The unGoogled life is not worth living
A new Pew view of Internet users indicates that lots of us do searches on our own names and those of people we know. That shouldn’t raise an eyebrow. What’s surprising, to me at least, is that the numbers aren’t up above 90 percent. According to the latest study from the Pew Internet & American Life Project, people are becoming more aware of their digital footprints, with 47 percent saying they’d run an online search on themselves, more than double the number five years ago. A greater number, 53 percent, say they’ve searched the names of family, friends, colleagues, or prospective dates. And about 60 percent say they don’t really give a hoot what information about them is online.
Maybe it’s just living in the valley, but I figured ego surfing would be the first thing a person would do upon being introduced to a Web browser, sort of like checking the new phone book to see if it got your info right, and looking up the names of past and present friends would follow closely. So if you’ve never run a search on your own name, I’m curious as to why. You really ought to do it, at least once, just to make sure you’re not the unknowing target of a “sucks” page and to find out who among those who share your name has risen to Internet prominence (I share a results page with a prize-winning Canadian playwright, a notorious land pirate and several UK professors).

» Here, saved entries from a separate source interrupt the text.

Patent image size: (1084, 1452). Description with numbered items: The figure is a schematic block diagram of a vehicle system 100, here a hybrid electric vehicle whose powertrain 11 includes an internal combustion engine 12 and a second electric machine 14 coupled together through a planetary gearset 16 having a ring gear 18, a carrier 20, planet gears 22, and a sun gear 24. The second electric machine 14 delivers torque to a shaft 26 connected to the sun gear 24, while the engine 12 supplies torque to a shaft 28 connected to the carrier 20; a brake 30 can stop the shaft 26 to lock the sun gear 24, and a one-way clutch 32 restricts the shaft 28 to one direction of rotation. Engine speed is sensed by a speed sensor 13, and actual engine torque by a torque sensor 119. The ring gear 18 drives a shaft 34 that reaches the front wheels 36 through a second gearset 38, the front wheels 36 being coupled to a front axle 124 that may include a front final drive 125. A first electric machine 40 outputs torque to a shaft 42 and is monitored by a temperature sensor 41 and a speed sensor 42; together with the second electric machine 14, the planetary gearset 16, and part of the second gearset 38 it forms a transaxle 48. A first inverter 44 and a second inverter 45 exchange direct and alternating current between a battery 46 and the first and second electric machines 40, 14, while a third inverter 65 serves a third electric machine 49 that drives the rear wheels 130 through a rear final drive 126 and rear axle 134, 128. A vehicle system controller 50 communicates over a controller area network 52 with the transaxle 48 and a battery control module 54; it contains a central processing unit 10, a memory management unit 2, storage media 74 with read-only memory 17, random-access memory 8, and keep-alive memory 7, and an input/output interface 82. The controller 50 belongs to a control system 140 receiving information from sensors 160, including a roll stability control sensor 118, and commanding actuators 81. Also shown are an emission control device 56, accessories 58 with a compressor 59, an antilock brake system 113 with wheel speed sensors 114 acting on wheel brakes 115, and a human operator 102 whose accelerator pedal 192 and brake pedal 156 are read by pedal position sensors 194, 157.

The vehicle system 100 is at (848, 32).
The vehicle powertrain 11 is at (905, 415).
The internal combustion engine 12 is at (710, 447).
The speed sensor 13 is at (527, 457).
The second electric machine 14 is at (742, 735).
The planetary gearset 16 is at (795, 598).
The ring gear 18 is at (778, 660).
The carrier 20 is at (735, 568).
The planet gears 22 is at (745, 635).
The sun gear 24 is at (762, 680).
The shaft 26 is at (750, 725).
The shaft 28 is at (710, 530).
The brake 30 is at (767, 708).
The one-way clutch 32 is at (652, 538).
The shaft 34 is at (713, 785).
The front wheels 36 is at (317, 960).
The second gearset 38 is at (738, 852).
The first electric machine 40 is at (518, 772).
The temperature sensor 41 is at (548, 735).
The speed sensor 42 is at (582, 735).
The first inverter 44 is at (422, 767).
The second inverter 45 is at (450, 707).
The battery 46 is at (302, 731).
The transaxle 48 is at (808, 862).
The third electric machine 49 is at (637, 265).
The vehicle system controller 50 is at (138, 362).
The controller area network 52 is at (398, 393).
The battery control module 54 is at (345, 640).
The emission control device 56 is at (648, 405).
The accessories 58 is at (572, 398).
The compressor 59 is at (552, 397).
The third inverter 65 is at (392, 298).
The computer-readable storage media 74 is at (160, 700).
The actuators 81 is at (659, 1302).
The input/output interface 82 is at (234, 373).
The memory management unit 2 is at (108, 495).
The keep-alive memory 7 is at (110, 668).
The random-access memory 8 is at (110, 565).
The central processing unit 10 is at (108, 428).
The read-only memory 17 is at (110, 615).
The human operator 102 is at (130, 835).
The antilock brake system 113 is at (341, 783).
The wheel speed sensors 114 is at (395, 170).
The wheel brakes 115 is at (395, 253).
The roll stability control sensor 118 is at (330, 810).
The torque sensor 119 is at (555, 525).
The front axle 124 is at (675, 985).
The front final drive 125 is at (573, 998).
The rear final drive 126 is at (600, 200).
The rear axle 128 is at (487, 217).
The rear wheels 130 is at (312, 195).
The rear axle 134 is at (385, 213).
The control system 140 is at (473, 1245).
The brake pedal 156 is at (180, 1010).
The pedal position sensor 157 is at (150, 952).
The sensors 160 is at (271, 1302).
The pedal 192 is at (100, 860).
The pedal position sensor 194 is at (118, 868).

Pew senior research specialist Mary Madden was also surprised that more folks weren’t trying to find themselves online. “Yes it’s doubled, but it’s still the case that there’s a big chunk of Internet users who have never done this simple act of plugging their name with search engines,” she said. “Certainly awareness has increased, but I don’t know it’s necessarily kept pace with the amount of content we post about ourselves or what others post about us.”

A periodic web search of personal information (name, phone numbers, SSN) makes as much sense as periodically checking your credit report. You can’t necessarily change what you find, but you at least know how others have you pegged.
One reason NOT to do it is that there are people who share my name that appear to be having a lot more fun than I am.
If your Internet persona is sufficiently unusual, you may want to create a Google Alert for it. My nom de web (Izzy Cohen) was also the name of (1) the owner of Giant Foods, (2) a bagel mogul, and (3) Sgt. Izzy Cohen, a World War II comic strip character.
Googling for (topic) + “Izzy Cohen” elicits comments on topics I write about, such as anthropomorphic maps, idioms formed by the transliteration of foreign words/phrases, and the tendency for semantically identical concepts to be joined as homonyms across languages.
Anthropomorphic maps were generated by configuring the body of a god or goddess over the area to be mapped. The name of each part of that body became the name of the area or feature under that part. This produced a scale 1:1 map-without-paper on which each place name automatically indicated its approximate location and direction with respect to every other place on the same map whose name was produced in this way.
Izzy
http://tech.groups.yahoo.com/group/BPMaps/
Fortunately or un-, my name appears to be unique in the online world (especially when spelled correctly, with the accent on the final e). So at least when I ego-surf, I know it’s me they’re talking about.
I too am surprised to see such lower numbers on googling yourself… It would be interesting to see a breakdown in “If you haven’t googled your name, is it because your name is John Johnson? or Bob Anderson?”